The table to be shared from the customer to the measurement company will be keyed off of the measurement company's internal identifier, using the secure UDF shared from the measurement company. It also should hold only those impressions for campaigns that this measurement company is measuring.
-- create a view of data the measurement company should see CREATE OR REPLACE TABLE measurement_co_impressions AS SELECT MEASUREMENT_CO.DEMO.LOOKUP_HASHED_EMAIL(secure_hashed_email(a.email)) as user_id, i.event_time, i.campaign_id, i.placement_id, i.creative_id FROM CROSSWALK_MEASUREMENT_CUST_DEMO.DEMO.impressions i INNER JOIN CROSSWALK_MEASUREMENT_CUST_DEMO.DEMO.my_audience a on a.user_id=i.user_id WHERE MEASUREMENT_CO.DEMO.LOOKUP_HASHED_EMAIL(secure_hashed_email(a.email)) is not null and i.campaign_id='174631';
We can verify that it includes impressions only for the overlap by running the following.
SELECT count(1) FROM measurement_co_impressions;
Now that we have created the table to hold the data, we create the share to share this data back to the measurement company as follows.
-- create share of impressions to measurement co CREATE SHARE measurement_cust_share; GRANT USAGE ON DATABASE CROSSWALK_MEASUREMENT_CUST_DEMO TO SHARE measurement_cust_share; GRANT USAGE ON SCHEMA CROSSWALK_MEASUREMENT_CUST_DEMO.DEMO TO SHARE measurement_cust_share; GRANT SELECT ON CROSSWALK_MEASUREMENT_CUST_DEMO.DEMO.measurement_co_impressions TO SHARE measurement_cust_share; ALTER SHARE measurement_cust_share ADD accounts=<customer snowflake account>;
The customer's Snowflake account ID should be placed in the last statement.
Finally, to complete the crosswalk, the measurement company should mount the share.
-- mount share from customer SHOW SHARES; CREATE DATABASE MEASUREMENT_CUST FROM SHARE <account info>.MEASUREMENT_CUST_SHARE;
As before, the name of the share should be placed into the final statement.
To test the share, and to show that it is, in fact, keyed off of the measurement company ID, run the following statement.
SELECT * FROM MEASUREMENT_CUST.DEMO.MEASUREMENT_CO_IMPRESSIONS i INNER JOIN my_panel p on p.user_id=i.user_id;
Now, as we can see with the result of this statement, the measurement company can see the impressions, but only for those in the measurement company's panel.
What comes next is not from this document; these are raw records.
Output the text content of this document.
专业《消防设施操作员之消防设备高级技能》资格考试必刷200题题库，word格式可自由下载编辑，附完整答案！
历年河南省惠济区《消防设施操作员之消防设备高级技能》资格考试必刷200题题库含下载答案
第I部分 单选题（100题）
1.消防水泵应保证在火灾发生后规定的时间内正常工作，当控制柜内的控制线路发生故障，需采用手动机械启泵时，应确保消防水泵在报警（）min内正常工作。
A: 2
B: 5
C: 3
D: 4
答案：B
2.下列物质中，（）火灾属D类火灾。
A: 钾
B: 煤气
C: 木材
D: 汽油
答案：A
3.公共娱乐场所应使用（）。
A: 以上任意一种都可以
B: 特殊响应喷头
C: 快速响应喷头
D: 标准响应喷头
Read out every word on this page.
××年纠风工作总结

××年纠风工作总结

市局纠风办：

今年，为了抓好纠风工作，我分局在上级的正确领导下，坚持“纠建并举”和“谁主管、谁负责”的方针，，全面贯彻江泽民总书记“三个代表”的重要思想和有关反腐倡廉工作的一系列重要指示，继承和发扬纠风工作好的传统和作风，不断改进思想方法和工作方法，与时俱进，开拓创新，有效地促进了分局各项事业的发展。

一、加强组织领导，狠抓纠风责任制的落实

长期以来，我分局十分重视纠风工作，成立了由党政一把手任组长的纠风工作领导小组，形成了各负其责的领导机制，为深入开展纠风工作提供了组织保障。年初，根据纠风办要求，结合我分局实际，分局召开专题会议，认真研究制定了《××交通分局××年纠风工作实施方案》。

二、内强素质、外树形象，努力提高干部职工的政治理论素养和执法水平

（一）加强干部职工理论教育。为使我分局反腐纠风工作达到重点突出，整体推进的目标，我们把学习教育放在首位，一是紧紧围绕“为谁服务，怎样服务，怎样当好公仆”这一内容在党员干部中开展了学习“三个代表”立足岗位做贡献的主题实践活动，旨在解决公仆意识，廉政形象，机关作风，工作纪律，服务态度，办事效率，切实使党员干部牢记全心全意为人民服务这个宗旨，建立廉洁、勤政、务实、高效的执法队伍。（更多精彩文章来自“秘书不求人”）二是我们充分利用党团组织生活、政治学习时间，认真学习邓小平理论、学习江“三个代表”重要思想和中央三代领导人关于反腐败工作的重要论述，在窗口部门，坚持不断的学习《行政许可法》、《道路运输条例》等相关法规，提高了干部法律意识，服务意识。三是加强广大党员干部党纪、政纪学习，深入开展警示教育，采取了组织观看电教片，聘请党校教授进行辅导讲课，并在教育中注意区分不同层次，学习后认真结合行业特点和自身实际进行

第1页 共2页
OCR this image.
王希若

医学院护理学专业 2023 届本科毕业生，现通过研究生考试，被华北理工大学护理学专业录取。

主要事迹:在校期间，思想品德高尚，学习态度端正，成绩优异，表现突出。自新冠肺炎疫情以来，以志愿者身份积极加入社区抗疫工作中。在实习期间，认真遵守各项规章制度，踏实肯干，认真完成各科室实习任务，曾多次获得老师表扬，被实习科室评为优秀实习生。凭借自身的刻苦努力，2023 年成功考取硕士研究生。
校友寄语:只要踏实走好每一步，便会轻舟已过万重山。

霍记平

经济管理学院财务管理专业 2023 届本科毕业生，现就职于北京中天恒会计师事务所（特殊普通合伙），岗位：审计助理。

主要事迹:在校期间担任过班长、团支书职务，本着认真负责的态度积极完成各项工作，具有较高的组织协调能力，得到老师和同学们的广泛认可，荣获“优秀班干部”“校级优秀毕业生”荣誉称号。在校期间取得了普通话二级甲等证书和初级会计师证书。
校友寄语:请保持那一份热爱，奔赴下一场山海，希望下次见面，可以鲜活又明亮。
In addition, the key of the table is the measurement company's own ID, not the shared PII. Further, the impression data still sits in the customer's account, and has not been moved to the measurement company's account. They can now complete their measurement using their panel, and provide the results to their customer.
Advertising measurement companies often need to join data about their panel to the ad exposure data provided by the customer to perform their measurement. Snowflake, using its unique data sharing capabilities that do not require movement of data nor a trusted third-party, can be used to perform the necessary crosswalk.